Chan and Zuckerberg’s $500 million gift to Harvard will support the new institute for the next 15 years, allowing it to hire 10 new faculty members and purchase computing equipment, among other things. The center was first announced in December, as part of a newly defined vision for the Chan Zuckerberg Initiative, which in 2016 laid out a goal to cure, prevent, or manage all diseases by the end of the century.
“We hope that by funding a lot of interesting research, and building some tools over the long term, that we can empower scientists to make that progress,” Zuckerberg said Thursday.
Based on what CZI learned in its first five years, Chan and Zuckerberg announced last December a more precise goal: to better measure human biology over the next decade.

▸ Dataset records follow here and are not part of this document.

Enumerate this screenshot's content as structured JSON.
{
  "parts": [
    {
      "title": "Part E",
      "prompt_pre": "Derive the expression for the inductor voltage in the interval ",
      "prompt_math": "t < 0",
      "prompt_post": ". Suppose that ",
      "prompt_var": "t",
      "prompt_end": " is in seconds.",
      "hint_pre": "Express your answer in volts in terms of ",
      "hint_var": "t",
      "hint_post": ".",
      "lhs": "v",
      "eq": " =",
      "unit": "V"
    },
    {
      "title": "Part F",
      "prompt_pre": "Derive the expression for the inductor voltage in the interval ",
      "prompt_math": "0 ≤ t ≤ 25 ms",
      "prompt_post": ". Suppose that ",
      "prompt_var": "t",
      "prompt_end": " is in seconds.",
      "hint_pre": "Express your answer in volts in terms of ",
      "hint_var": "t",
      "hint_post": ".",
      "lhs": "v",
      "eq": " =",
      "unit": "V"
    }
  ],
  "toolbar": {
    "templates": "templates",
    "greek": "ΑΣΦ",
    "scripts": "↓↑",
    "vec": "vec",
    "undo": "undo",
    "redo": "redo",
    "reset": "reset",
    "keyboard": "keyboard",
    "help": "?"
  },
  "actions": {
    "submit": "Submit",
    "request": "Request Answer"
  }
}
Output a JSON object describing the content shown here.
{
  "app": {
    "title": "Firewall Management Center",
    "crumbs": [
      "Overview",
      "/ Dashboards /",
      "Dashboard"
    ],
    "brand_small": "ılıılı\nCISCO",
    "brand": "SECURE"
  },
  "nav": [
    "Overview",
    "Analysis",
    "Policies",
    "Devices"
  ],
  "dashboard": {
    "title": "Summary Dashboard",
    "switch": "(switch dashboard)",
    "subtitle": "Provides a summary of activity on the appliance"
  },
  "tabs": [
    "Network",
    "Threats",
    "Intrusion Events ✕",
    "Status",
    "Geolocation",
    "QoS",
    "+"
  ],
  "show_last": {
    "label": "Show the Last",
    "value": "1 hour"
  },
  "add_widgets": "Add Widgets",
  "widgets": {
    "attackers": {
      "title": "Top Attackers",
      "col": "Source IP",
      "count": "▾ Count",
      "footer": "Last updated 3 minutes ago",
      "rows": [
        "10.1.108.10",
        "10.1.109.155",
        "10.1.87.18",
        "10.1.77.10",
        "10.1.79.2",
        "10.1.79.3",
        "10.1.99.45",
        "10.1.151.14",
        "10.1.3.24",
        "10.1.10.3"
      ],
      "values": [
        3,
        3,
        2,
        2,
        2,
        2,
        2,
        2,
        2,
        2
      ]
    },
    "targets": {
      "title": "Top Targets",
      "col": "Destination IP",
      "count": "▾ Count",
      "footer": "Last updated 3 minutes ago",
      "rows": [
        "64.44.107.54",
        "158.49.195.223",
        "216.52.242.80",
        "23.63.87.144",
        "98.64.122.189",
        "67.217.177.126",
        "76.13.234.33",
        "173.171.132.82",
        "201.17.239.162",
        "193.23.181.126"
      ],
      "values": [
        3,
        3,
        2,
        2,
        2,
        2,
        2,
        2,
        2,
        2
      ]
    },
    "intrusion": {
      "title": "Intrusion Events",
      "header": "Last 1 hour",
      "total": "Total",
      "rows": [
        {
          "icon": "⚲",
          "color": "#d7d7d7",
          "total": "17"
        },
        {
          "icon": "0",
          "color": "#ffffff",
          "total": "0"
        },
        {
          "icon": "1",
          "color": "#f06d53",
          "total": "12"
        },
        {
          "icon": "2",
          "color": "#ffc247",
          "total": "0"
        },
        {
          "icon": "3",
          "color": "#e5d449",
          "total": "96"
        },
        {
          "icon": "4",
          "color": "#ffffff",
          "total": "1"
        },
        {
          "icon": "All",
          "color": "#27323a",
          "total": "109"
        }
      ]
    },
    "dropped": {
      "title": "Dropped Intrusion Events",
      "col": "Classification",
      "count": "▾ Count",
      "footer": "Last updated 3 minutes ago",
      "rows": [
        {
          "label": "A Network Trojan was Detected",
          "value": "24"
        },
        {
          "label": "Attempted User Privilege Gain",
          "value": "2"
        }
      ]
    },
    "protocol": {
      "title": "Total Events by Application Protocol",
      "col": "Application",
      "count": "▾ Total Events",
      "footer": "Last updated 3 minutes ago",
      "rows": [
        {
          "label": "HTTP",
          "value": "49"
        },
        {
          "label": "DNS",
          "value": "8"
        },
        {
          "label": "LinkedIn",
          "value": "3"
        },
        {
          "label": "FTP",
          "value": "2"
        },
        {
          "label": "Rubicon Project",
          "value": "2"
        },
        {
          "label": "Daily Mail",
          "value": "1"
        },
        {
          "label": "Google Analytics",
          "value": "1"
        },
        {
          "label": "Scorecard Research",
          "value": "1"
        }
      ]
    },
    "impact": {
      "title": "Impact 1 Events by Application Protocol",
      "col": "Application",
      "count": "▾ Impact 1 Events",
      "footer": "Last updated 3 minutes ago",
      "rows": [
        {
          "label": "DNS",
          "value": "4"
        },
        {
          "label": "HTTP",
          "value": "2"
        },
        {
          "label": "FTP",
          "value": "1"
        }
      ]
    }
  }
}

That vision spans several efforts, such as building new software tools and launching research centers like the Kempner Institute.
“When Mark and Priscilla started their science philanthropy, they started a bunch of separate experiments,” said Stephen Quake, the head of science at CZI, in an interview. “They’ve been very happy with the results of all the experiments and sort of doubled down.”
Chan said the Kempner Institute will also focus on diversity, a major issue in the field of AI, by investing in “diverse datasets, diverse viewpoints, and diverse talent.” It’s important to her that all students and faculty members are able to access the institute’s resources, from undergrads to post-docs, she said.
Chan teared up during her speech while talking about her family’s connection to Harvard.
“My family was always in Harvard’s backyard, but I knew that most students didn’t look like us,” she said. Her parents came to the US as refugees from Vietnam and worked 18-hour days at the family restaurant, she said.
“That’s the only part that will make me cry,” she said.
“Talking about machine learning doesn’t make you cry?” Zuckerberg joked.
During the interview with the Globe, Zuckerberg and Chan said they come back to the area every 12 to 18 months and take note of how much the area has changed since their college days.
“We’re like, ‘where did the CVS go? Poke... in Boston?” Chan said, laughing. “We basically just go through disbelief and feel older and older every time we come back.”